Military and civilian specialists from the Defence Chemical Biological Radiological Nuclear Centre at Westdown Camp on Salisbury Plain helped the Royal Marines perfect their skills, according to a news release.

“After a week in the classroom learning about the latest threats and how to deal with them both practically and in planning a co-ordinated response, the marines moved on to a week of practical training – called Exercise Toxic Dagger – which culminated in an all-out attack on Imber village, testing all they had learned.”

According to reports, the final assault incorporated pyrotechnic and electronic battle simulators to make the experience as real as possible.

“The recent attack on British soil highlighted the importance of this capability and it is more important than ever for us to be able to operate effectively in this environment should the need arise,” said Sergeant Ben Fail from the Defence Chemical Biological Radiological Nuclear Centre.

9 COMMENTS

  1. Olé zooma zooma zooma
    Olé zooma zooma chief
    Drink it down you Zulu warrior
    Drink it down you Zulu chief
    Drink it down you Zulu warrior
    Drink it down you Zulu chief, chief, chief!
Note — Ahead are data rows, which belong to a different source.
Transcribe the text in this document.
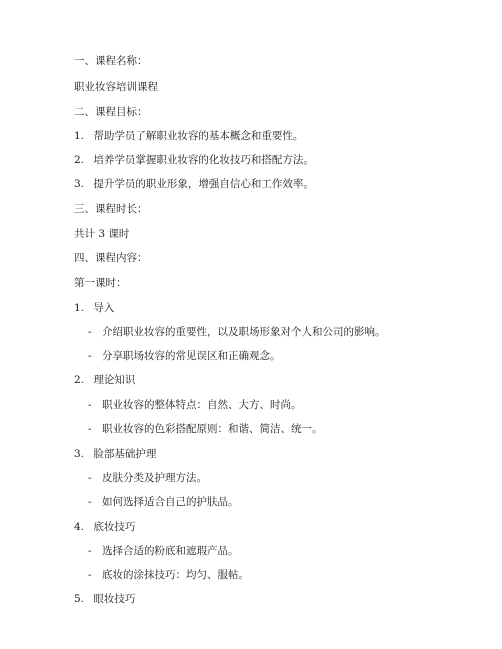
一、课程名称：
职业妆容培训课程
二、课程目标：
1. 帮助学员了解职业妆容的基本概念和重要性。
2. 培养学员掌握职业妆容的化妆技巧和搭配方法。
3. 提升学员的职业形象，增强自信心和工作效率。
三、课程时长：
共计 3 课时
四、课程内容：
第一课时：
1. 导入
- 介绍职业妆容的重要性，以及职场形象对个人和公司的影响。
- 分享职场妆容的常见误区和正确观念。
2. 理论知识
- 职业妆容的整体特点：自然、大方、时尚。
- 职业妆容的色彩搭配原则：和谐、简洁、统一。
3. 脸部基础护理
- 皮肤分类及护理方法。
- 如何选择适合自己的护肤品。
4. 底妆技巧
- 选择合适的粉底和遮瑕产品。
- 底妆的涂抹技巧：均匀、服帖。
5. 眼妆技巧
  2. Wasn’t it the RAF regiment that was the specialists in this area?, anyway great that the RM commandos have yet another skill that might be needed one day.

    Do the Marines in Arbroath have access to their boats and craft for training around Arbroath waters?

    • Yes, its a good point.

      RAF Regiment 20 Wing. Also known as DCBRN Wing, including 27 Sqn.

      They and other small units from the Royal Signals and Royal Engineers form the TRF “Technical Response Force” which responds to terrorist incidents of that nature and support NARO too.

      The role is due to pass back to the army after the 2010 SDSR cock up of removing the JNBC Regiment at Honington.

      28 Regiment RE will be taking the role, I assume joined by Falcon Sqn RTR.

      Interestingly 45 Commando are one of the two remaining Commando meant to provide teeth to 3 Commando Brigade. 42 are the specialists.

      So why, with those other units of the RAF Regiment and the army in role or preparing to take the role, are they using one of our elite rapid reaction units?

  3. I served in Army in late 1070s early 80s and served in Germany, was regularly having NBC (Nucular,Biological,Chemical) warfare exercises & every soldier had own NBC Suite & respirator. In heat of summer not good but the kit saves lives in that environment.I would imagine, now bulk of UK Military are back in Europe.Most, if not all will be given intense training in NBC warfare training & decontamination of personal & equipment. UK NBC clothing & respirator was the best back then & would think it probably is still today,with up dated NBC kit.

  4. I know I am pedantic but why is an article about the Royal Marines under the category of land. Does not the Royal Marines come under the control of the Royal Navy. I would not expect the RAF regt to be in the land category but air. So I would expect an article about the Marines to come under the category of sea.
    This slippage with the Royal Marines is not only here but in the media in general, due to this many think that the RM belongs to the Army and that they are soldiers, they’re not they are Marines. By getting the terminology and categorisation correct it can then be seen how much the Royal Navy actually brings to the table. It is the same with the Fleet Air Arm,if the media starts getting this wrong especially when the F35 FAA squadrons become operational people might think that they are just RAF in different uniform.

    • Sadly, isn’t that what is happening by stealth? The FAA will never really feel to the outsider that it has any ‘fighter’ aircraft. Based on an RAF station and without so much as a winged fist on on a tail. And the Royal Marines appear to have spent much of the last 20 years operating as infantry to bolster the Army. At least that’s the impression I get anyway.